Un certificat du notaire, s’il a été fait un contrat de mariage.
Pour les personnes veuves, extrait de décès du conjoint.
Pour les personnes divorcées, extrait d’acte de mariage mentionnant le divorce ou jugement de divorce.
Pour les personnes de nationalité étrangère :
Extrait d’acte de naissance (datant de moins de six mois à la date du mariage) en original et la traduction visés soit par le Consulat ou l’Ambassade, soit par un traducteur juré près de la Cour d’Appel ou un extrait plurilingue.
Certificat de coutume délivré par le Consulat ou l’Ambassade et mention d’attestation de célibat.
Attestation qu’il a été fait, le cas échéant, un acte de désignation d’une loi étrangère pour le régime matrimonial. Les futurs époux militaires :
Autorisation préalable du ministère de la défense pour :
Les militaires épousant un(e) étranger(e)
Les militaires servant à titre étrangerInscription sur les listes électorales
Sont concernés : Les nouveaux habitants et les jeunes qui atteindront leur majorité (18 ans) avant le 1er mars de l’année suivante ainsi que les personnes naturalisées.
Les pièces à fournir : une carte nationale d’identité ou passeport en cours de validité ainsi qu’un justificatif de domicile de moins de trois mois (quittance EDF ou de loyer, facture de téléphone fixe).
Pour les jeunes et les personnes hébergées : carte d’identité, carte d’identité de l’hébergeant (les parents, …), justificatif de domicile de moins de 3 mois (pas d’échéancier ni de quittance écrite), attestation sur l’honneur de l’hébergeant ainsi qu’un document officiel au nom de l’hébergé à l’adresse d’hébergement.
À compter du 1er janvier 2019 et avec l’entrée en vigueur du répertoire électoral unique, toute personne pourra solliciter son inscription sur les listes électorales en mairie toute l’année et, en vue d’un scrutin, jusqu’au 6e vendredi précédant ce scrutin (jusqu’au dernier jour du deuxième mois précédant le scrutin pour les scrutins organisés en 2019).
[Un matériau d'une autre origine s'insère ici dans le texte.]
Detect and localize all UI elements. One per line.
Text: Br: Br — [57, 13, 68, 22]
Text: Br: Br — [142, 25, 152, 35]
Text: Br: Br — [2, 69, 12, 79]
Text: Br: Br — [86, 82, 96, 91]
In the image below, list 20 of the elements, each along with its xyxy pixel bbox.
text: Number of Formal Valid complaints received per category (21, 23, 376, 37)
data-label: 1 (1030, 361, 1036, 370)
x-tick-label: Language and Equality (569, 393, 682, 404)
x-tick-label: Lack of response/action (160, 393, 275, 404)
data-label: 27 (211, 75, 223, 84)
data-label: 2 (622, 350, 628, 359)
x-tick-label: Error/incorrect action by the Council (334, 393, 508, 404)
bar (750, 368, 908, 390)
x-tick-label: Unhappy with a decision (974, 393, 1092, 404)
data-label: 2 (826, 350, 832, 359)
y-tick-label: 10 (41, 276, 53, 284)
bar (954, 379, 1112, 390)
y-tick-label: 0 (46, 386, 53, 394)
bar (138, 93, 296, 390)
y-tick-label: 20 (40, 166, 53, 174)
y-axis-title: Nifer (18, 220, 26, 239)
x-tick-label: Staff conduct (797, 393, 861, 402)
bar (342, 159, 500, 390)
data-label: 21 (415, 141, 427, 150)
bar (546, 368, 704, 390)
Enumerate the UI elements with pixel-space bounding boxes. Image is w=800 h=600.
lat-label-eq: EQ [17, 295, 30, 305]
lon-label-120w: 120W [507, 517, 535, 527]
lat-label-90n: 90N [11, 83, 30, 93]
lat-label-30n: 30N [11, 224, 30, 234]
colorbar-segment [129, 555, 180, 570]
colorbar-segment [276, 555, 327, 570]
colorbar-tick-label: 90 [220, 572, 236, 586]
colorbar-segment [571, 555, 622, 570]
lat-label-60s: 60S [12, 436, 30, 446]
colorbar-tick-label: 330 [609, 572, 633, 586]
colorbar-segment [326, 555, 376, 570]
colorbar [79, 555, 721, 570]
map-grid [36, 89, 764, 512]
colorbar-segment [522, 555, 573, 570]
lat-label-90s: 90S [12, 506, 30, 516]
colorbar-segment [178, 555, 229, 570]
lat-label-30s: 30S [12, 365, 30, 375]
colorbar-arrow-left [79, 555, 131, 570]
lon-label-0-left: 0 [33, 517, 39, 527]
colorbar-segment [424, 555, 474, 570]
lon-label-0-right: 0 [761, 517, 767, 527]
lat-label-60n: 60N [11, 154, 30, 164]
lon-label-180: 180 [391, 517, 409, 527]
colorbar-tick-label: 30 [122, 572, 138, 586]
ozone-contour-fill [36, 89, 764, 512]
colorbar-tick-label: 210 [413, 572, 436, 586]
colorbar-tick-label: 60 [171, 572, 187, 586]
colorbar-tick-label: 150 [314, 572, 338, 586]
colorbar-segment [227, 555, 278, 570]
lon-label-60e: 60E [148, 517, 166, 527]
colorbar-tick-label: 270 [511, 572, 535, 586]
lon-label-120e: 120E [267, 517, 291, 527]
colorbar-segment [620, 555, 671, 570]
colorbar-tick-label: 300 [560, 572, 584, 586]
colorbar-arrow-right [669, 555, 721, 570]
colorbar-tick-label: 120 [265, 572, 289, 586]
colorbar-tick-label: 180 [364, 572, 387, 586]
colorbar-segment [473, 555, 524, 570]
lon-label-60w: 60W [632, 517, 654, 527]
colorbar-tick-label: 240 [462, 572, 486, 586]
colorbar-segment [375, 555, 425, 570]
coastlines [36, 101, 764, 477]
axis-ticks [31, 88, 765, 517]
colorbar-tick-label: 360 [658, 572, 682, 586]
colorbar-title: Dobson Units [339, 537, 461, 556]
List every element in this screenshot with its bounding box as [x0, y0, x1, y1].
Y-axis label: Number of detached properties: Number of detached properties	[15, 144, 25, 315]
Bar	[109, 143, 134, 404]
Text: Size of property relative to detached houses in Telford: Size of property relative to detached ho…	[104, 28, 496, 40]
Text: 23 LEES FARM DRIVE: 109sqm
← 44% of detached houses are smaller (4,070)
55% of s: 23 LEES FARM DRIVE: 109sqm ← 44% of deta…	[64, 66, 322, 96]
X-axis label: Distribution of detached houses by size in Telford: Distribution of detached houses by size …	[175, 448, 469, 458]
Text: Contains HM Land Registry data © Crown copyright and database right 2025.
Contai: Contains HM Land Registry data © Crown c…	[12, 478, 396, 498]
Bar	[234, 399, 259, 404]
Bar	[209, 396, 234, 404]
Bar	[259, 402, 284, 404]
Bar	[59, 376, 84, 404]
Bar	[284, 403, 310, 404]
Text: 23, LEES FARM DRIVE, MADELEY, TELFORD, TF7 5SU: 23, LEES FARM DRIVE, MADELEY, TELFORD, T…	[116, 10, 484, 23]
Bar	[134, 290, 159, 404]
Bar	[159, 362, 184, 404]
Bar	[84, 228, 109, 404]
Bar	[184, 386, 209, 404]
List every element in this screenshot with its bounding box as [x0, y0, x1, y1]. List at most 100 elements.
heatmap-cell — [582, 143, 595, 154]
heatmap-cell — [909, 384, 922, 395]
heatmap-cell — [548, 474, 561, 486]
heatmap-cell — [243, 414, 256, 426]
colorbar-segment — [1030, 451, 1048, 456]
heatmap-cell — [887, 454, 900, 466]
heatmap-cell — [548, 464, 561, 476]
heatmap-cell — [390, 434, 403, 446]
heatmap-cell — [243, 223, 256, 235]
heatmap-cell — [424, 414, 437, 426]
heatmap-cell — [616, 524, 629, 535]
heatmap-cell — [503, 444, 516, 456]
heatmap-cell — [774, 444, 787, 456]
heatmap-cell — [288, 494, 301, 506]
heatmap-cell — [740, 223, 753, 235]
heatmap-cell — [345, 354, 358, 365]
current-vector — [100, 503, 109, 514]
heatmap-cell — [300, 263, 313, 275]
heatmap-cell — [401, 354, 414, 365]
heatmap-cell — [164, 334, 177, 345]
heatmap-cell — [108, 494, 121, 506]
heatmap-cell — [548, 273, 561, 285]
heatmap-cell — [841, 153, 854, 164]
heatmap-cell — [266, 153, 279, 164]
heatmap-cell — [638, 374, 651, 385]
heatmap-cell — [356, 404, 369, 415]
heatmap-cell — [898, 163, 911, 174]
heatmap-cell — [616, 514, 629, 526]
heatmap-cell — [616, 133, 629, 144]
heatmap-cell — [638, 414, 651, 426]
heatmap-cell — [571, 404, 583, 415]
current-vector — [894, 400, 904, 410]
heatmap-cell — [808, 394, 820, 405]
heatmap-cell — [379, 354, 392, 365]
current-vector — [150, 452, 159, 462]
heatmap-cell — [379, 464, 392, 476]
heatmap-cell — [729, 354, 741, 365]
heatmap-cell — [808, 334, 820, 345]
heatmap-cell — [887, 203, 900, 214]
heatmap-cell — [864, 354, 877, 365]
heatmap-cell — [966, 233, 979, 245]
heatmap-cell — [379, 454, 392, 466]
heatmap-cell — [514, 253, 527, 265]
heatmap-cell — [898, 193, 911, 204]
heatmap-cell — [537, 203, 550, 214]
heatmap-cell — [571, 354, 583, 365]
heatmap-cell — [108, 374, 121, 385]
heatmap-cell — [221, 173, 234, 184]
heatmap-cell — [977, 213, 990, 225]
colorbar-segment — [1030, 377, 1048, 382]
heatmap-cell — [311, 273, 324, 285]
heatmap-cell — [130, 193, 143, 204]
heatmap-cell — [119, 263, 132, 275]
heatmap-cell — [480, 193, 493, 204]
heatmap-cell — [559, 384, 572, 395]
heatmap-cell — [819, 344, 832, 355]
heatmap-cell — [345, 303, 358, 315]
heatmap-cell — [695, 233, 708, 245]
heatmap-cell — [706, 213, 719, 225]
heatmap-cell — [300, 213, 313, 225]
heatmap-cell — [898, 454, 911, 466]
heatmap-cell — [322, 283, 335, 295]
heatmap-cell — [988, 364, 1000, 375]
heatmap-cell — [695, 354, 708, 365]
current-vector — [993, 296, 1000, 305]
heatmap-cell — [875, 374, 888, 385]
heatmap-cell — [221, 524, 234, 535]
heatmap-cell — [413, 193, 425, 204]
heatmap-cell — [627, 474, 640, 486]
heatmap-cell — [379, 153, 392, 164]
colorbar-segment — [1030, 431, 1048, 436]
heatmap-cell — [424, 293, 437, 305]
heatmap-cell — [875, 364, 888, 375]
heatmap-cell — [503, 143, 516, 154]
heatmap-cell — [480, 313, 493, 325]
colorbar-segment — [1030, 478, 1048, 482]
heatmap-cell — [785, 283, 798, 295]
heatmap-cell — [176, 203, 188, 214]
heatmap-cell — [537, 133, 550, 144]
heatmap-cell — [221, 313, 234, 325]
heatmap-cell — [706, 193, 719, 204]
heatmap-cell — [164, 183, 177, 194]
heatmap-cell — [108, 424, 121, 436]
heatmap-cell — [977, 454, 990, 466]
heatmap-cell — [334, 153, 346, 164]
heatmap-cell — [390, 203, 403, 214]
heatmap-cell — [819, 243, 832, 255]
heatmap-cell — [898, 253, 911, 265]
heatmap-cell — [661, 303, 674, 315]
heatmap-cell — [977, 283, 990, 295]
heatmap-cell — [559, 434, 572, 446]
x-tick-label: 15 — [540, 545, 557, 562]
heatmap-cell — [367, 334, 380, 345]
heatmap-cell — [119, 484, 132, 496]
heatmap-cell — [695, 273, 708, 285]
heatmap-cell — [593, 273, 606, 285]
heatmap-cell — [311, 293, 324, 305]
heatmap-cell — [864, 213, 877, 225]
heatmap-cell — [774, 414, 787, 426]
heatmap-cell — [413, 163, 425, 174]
Que les personnes fassent une demande d’inscription avant ou après le 31 décembre 2018, elles seront inscrites sur les listes électorales pour tous les scrutins à compter du 11 mars 2019 .
Légalisation de signature
Le maire est uniquement compétent pour ses administrés. La signature doit être apposée devant le magistrat ou son représentant, le signataire doit présenter sa pièce d’identité.
Cas où le maire ne peut légaliser une signature :
Si le texte est susceptible de porter préjudice à des tiers. Si le contenu est contraire aux bonnes mœurs et à l’ordre public. Si la légalisation est demandée par une administration (art. 2 du décret du 26 décembre 2000).
Il faut entendre par administration : services et établissements publics de l’Etat ou des collectivités territoriales, ou entreprises caisses et organismes contrôlés par l’Etat.
Recensement du citoyen
Depuis le 1er janvier 1999, le recensement est obligatoire pour tous les jeunes français (garçons et filles) atteignant l’âge de 16 ans. Il faut se présenter personnellement avec les pièces suivantes :
Le livret de famille.
La carte nationale d’identité.
Eventuellement un justificatif de domicile si l’adresse sur la Carte Nationale d’Identité n’est pas actualisée.